By Brian Kroll, VP Sales & Strategic Accounts, Adtaxi
Digital marketing has grown immensely from its early days, revolutionizing the automotive industry and transforming dealers’ relationships to their customers. Still, despite these many changes, one question has remained the same – how do you prove that your marketing efforts are leading to increased sales?
The truth is that attribution isn’t one size fits all. It is a complex formula with many variables depending on your industry, audience, strategy, and goals.
When it comes to automotive dealers, it’s particularly important to understand what strategies influenced a sale and what can be optimized to improve results.
Foundations: Set Up for Success
Meaningful attribution relies on solid foundation work. First, define your audience. Begin by asking yourself the three big questions: who do you want to reach, what do you want to tell them, and what do you want them to do? The answers to these questions form the baseline of effective campaign targeting – not only helping to optimize your campaign for your specific goals and budget, but also enabling you to gauge and fine-tune attribution.
Second, understand which marketing methods your dealership is utilizing, and consider the differences in how users interact with each one along their path to purchase.
Third, decide what success means for you. A vehicle sale is the ultimate goal, but there are “micro-conversions” along the way that may also be useful – Site Visits, Search Results Page Visits, Vehicle Display Page views, and Hours and Directions page views are all good candidates here.
Choose your Attribution Model
An attribution model will organize your campaign data into a clear path to the sale, giving appropriate credit to various touchpoints along the way. The question is, which attribution model best fits your needs?

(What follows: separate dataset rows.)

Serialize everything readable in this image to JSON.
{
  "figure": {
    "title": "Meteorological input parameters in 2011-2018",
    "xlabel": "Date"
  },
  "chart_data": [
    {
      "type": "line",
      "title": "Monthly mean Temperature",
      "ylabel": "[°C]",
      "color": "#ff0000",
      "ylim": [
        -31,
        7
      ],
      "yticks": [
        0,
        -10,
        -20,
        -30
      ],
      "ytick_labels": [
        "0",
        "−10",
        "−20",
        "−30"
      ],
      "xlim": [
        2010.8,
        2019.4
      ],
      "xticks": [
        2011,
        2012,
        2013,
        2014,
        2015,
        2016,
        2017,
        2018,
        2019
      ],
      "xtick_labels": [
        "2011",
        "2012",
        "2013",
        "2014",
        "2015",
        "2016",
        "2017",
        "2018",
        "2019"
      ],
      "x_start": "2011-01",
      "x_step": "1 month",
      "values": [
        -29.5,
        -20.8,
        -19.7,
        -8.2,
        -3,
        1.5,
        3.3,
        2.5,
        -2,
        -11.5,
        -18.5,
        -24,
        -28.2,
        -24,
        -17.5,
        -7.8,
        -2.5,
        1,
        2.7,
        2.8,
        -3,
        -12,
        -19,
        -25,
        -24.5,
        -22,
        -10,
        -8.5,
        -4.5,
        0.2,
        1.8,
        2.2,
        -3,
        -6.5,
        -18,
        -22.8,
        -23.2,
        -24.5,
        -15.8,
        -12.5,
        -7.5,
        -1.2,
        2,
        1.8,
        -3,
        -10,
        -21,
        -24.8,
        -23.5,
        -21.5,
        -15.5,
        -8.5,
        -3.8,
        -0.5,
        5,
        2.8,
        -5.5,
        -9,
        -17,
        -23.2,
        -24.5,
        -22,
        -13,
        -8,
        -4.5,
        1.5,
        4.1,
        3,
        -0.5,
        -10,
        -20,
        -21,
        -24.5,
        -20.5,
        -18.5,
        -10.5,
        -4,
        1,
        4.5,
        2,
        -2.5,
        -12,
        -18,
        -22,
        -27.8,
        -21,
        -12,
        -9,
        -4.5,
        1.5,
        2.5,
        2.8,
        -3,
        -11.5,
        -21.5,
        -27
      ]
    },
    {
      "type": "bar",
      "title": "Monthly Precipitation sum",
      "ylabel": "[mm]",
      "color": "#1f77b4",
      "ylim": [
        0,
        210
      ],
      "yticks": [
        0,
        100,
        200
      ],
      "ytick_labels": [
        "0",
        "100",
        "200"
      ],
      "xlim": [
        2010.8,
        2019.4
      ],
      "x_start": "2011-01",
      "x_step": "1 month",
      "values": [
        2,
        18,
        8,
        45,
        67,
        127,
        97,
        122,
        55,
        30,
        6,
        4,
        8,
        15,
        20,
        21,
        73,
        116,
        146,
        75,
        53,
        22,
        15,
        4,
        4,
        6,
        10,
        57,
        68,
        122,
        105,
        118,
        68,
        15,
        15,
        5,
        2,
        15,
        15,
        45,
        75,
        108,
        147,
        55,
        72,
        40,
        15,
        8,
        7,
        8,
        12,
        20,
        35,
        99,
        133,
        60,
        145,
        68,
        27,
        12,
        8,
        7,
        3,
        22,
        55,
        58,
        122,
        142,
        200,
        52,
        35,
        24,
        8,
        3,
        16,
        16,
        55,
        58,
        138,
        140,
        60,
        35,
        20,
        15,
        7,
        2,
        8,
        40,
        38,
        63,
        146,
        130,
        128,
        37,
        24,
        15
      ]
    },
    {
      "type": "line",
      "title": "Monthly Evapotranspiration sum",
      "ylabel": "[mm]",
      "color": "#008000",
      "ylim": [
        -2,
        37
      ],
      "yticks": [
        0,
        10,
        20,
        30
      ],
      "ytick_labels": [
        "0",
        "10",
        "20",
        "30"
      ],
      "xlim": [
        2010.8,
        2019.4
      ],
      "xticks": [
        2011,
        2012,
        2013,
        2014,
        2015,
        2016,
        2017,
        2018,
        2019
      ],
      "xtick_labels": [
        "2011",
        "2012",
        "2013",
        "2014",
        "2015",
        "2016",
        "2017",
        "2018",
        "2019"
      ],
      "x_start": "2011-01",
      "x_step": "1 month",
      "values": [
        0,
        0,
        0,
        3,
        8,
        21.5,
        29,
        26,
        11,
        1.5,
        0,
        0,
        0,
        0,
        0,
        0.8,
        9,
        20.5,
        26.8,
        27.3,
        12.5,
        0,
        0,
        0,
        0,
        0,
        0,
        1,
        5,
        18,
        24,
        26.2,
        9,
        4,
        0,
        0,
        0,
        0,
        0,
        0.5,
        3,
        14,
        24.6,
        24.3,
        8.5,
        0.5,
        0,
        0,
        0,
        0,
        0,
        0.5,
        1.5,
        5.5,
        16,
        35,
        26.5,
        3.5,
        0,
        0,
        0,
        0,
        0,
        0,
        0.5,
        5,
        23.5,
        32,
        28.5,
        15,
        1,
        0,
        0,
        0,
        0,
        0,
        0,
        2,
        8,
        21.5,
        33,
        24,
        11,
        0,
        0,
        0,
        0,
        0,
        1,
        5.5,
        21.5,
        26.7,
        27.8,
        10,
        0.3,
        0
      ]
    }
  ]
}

There are five main models to choose from: last interaction, first interaction, linear attribution, position-based, and time decay. Each model awards different amounts of credit based on where the touchpoint lies along the path to purchase, and the best choice will depend on your goals.
Vehicle purchases are a longer buying cycle that features over 24 touchpoints before purchase, with the majority of those touchpoints occurring on digital platforms. Due to the longer and more complex path to purchase seen with automotive purchases, dealers will likely find success in linear or position-based models. A linear model is a straightforward way to award equal credit for all touchpoints by crediting each one equally from beginning to end. Position-based models are similar, but grant extra credit to specific touchpoints along the purchase path that you may decide are the most important – such as the first interaction and the one that immediately precedes the sale.
Prove the Value of Top of Funnel Campaigns
Digital marketers know the value of branding, but quantifying that value can be challenging. Effectively evaluating the effectiveness of awareness and branding campaigns requires three key considerations; valuing clicks and impressions, accounting in reporting differences across various platforms, and patience.
First, make sure that your analysis is yes, accounting for clicks, but not ignoring valuable data on impressions. Not all digital advertising is meant to generate a direct click on an advertisement. Many platforms allow for tracking when impressions are shown to a customer and produce a buying action later on after viewing that impression. Tracking and analyzing both, along with how impressions and clicks interact, is paramount.
Second, understand the differences in how each digital platform treats attribution. For example, Google has a maximum 90-day window and a solely last interaction attribution model, whereas Facebook has a maximum 28-day window and allows for either last click or impression-based attribution. If your buying cycle length does not easily match platforms’ reporting parameters, you may not be getting the full story on your top of funnel efforts. Working to reconcile the multiple marketing platforms that your dealership uses and accounting for the quirks of each can be daunting but essential.
Lastly, wait it out. Gather a full purchase cycle’s worth of data, plus an analysis of impressions and not just clicks, and you have everything you need to piece together a clear picture of how your upper funnel efforts are impacting the funnel further down.
Optimize your Budget Based on Attribution
Once collected, the data on the touchpoints along your customer’s path to purchase can also help further optimize your campaign and budget. With numerous touch points playing key roles in an auto shopper’s journey, be patient, and value the assist from each step. As your campaign progresses, continue to make incremental tweaks to your budget allocation, targeting, and tactics, then assess the effect on the overall campaign. Remember, small corrections are critical. You don’t want to over-correct and drive your marketing off the road.
In closing, the path to marketing attribution is a complex one, but it need not be out of reach. The most potent weapon in your arsenal will be the patience to craft a robust and data-driven campaign upfront, to implement a tailored attribution model, and to read your results with accuracy and adaptability.
Following these steps, not only will you have the resources you need to prove your efforts, but you will gain the ability to continuously improve your campaigns, steadily increasing their effectiveness over time.
ARTICLE BY Brian Kroll
Brian Kroll is Adtaxi’s VP sales & strategic accounts. He joined the company in 2011 and developed Adtaxi’s Original Quantum Optimization Algorithm.